Meet Assistant Professor KB Dennis Meade of the Department of Religious Studies

KB Dennis MeadeKB Dennis Meade

Meet Assistant Professor KB Dennis Meade of the Department of Religious Studies, with a courtesy appointment in the Department of African American Studies. Learn what inspires her research and what she finds most fulfilling about teaching.

Where are you from? Where did you study?
I grew up in NYC—namely the area now known as Little Caribbean in Brooklyn and in Rosedale, Queens. My family and I migrated to the US from Jamaica in the late 1980s. I graduated from Bowdoin College and majored in Religious Studies with a minor in Africana Studies. The snow, fresh air, and cold weather in Maine was a very far cry from my three-hour daily commute to high school near Union Square in Manhattan. After graduation, I returned to NYC to work full-time as a program manager for an educational non-profit serving first-generation, college-bound students. During this time, I earned my MA in International and Transcultural Education from Teachers College Columbia University. In 2018 completed my doctoral degree in Religion at Princeton University, in the subfield of Religion, Ethics, and Politics, with a certificate in African American Studies.

What inspired you to pursue your area of study? Please describe your research.
Reflecting on my intellectual journey, I’ve always been enthusiastic about how stories become the anchor for religious meaning-making and ultimately how people see themselves in the world. For example, my fondest memories of the connection between storytelling and religion take place in the storefront Holiness Pentecostal Church in which I grew up. I always inserted myself into the company of grown women conversing about raising wayward children, immigration woes, working as domestics, and their troublesome husbands. I observed and listened to them reason through their life experiences with scriptures and lines from their favorite sermons. These experiences anchor my commitment to studying the intimate and quotidian overlaps between religion, race, politics in the Caribbean and its diaspora. I also had the incredible benefit of learning from and studying with teachers in undergrad and graduate school who affirmed my research interests. You can learn more about my research on my website: www.kijanbloomfield.com

What are you working on right now that excites you the most?
I’m working on my book project based on my field work in a community in Kingston, Jamaica. The most exciting part of the project at the moment is thinking spatially about Black religion. I enjoy thinking about the religious implications of place-making on the part of Black folks and what we can learn from their creative efforts to survive and flourish. This dovetails with my interest and ongoing training in the digital humanities. I’m still a “baby” digital humanist and have been learning about the ethics of presenting narratives in a digital format. There is so much great work being done on the Caribbean and in Black Studies. I’m thinking through how to use digital tools in the study of Black religion.

What is most fulfilling to you about teaching?
The experimental and creative possibilities are endless.

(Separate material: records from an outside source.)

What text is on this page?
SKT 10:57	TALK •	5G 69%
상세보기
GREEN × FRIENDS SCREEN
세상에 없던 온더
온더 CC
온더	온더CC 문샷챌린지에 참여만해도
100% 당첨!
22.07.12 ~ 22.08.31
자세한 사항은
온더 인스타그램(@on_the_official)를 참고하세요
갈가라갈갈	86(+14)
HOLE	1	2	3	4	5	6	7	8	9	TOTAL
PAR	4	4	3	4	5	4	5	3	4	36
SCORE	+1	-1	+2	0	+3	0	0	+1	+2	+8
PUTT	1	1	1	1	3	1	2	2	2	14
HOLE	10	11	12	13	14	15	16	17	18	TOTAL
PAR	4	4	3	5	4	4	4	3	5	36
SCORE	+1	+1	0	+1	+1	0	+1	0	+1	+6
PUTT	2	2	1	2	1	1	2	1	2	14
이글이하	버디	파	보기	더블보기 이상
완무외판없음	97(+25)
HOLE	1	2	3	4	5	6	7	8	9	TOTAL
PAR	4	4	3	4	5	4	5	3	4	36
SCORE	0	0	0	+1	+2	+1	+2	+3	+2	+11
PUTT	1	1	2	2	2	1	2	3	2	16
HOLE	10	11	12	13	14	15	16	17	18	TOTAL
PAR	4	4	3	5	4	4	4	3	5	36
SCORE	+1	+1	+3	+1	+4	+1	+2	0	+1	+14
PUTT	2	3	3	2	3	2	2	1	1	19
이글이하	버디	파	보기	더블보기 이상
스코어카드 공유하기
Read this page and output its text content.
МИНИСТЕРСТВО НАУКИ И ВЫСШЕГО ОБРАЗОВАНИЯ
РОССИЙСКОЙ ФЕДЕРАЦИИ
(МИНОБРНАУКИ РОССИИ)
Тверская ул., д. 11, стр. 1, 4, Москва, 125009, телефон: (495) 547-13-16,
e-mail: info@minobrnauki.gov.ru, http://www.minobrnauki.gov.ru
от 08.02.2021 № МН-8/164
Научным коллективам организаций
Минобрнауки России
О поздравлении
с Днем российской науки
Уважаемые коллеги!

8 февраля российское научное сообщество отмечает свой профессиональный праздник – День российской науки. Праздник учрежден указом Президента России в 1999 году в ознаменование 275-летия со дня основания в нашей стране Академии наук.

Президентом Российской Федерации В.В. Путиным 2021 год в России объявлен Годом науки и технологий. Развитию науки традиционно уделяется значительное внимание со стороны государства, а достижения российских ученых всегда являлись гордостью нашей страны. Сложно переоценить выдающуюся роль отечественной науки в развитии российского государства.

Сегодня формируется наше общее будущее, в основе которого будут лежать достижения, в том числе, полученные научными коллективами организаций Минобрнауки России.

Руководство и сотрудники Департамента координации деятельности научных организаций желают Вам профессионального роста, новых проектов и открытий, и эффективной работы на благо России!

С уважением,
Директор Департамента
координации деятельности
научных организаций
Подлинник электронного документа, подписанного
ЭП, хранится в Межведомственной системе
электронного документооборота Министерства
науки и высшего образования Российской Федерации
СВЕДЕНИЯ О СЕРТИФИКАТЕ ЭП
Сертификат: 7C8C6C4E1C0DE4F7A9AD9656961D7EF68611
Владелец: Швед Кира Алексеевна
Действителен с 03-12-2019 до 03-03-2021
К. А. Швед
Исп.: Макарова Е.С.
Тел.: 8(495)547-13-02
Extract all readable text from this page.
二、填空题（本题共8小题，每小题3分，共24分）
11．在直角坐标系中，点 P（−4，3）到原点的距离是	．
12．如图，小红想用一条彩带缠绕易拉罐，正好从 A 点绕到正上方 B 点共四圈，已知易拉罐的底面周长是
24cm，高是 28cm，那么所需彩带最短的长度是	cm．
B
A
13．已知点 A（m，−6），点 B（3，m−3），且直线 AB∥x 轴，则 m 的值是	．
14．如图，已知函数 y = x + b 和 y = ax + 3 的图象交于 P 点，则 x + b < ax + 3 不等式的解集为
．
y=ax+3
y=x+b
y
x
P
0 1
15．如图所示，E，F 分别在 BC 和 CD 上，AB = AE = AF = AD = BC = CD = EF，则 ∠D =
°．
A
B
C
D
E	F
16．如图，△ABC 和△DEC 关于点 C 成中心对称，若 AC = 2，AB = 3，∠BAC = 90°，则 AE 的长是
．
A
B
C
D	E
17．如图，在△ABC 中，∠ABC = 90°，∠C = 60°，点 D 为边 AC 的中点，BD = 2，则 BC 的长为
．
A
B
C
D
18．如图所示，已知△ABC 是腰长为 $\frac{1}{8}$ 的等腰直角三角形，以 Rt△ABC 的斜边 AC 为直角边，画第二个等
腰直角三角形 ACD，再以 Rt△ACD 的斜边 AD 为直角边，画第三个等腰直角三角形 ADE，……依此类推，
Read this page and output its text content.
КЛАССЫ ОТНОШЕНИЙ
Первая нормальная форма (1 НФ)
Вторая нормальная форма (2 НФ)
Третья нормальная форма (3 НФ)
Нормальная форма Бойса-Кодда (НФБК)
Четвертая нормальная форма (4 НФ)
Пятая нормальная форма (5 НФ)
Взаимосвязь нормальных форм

I treat each course as an iteration of the dream course I’d like to perfect, with the understanding that it’s the journey of refining, recalibrating, and reframing that’s most important. It has become a standard practice that I discard most of the course outline by the third class meeting. By this point I have a much clearer sense of the class as a whole, and which topics would be most fitting to aid their learning process. (The course policies don’t change though—sorry!) I am also exploring more equitable ways to assess students’ performance and designing meaningful learning activities.

Why did you decide to come to Northwestern?
At Northwestern I have the opportunity to deepen my research and teaching on the Caribbean through a religious studies framework. It’s exciting to be a part of three strong intellectual communities. My colleagues in Religious Studies are supportive and eager to strengthen Northwestern’s offerings in the study of Black/African diaspora religion. I am affiliated faculty in The Latin American and Caribbean Studies Program and I’m also faculty in African American Studies Department by courtesy. I look forward to being in conversation with scholars who are Caribbeanists or scholars interested in critically engaging the region’s history, present, and future. It also helps that Chicago is a big city, it’s a two-hour flight from Toronto, and the local beach (when it’s warm outside) has been a balm for this island girl! Plus, I’ve found very good Jamaican food here in Evanston which I hope will help me survive the colder months.

What’s a fun fact that you want to share with the Northwestern community?
I have recently taken up boxing classes at a local gym. It’s no-contact—just me, the punching bag, and a trainer. But, I can see myself venturing into the ring. Stay tuned!

My professional name, KB Dennis Meade, combines my legal name with the surnames of my family matriarchs from Cuba and Jamaica.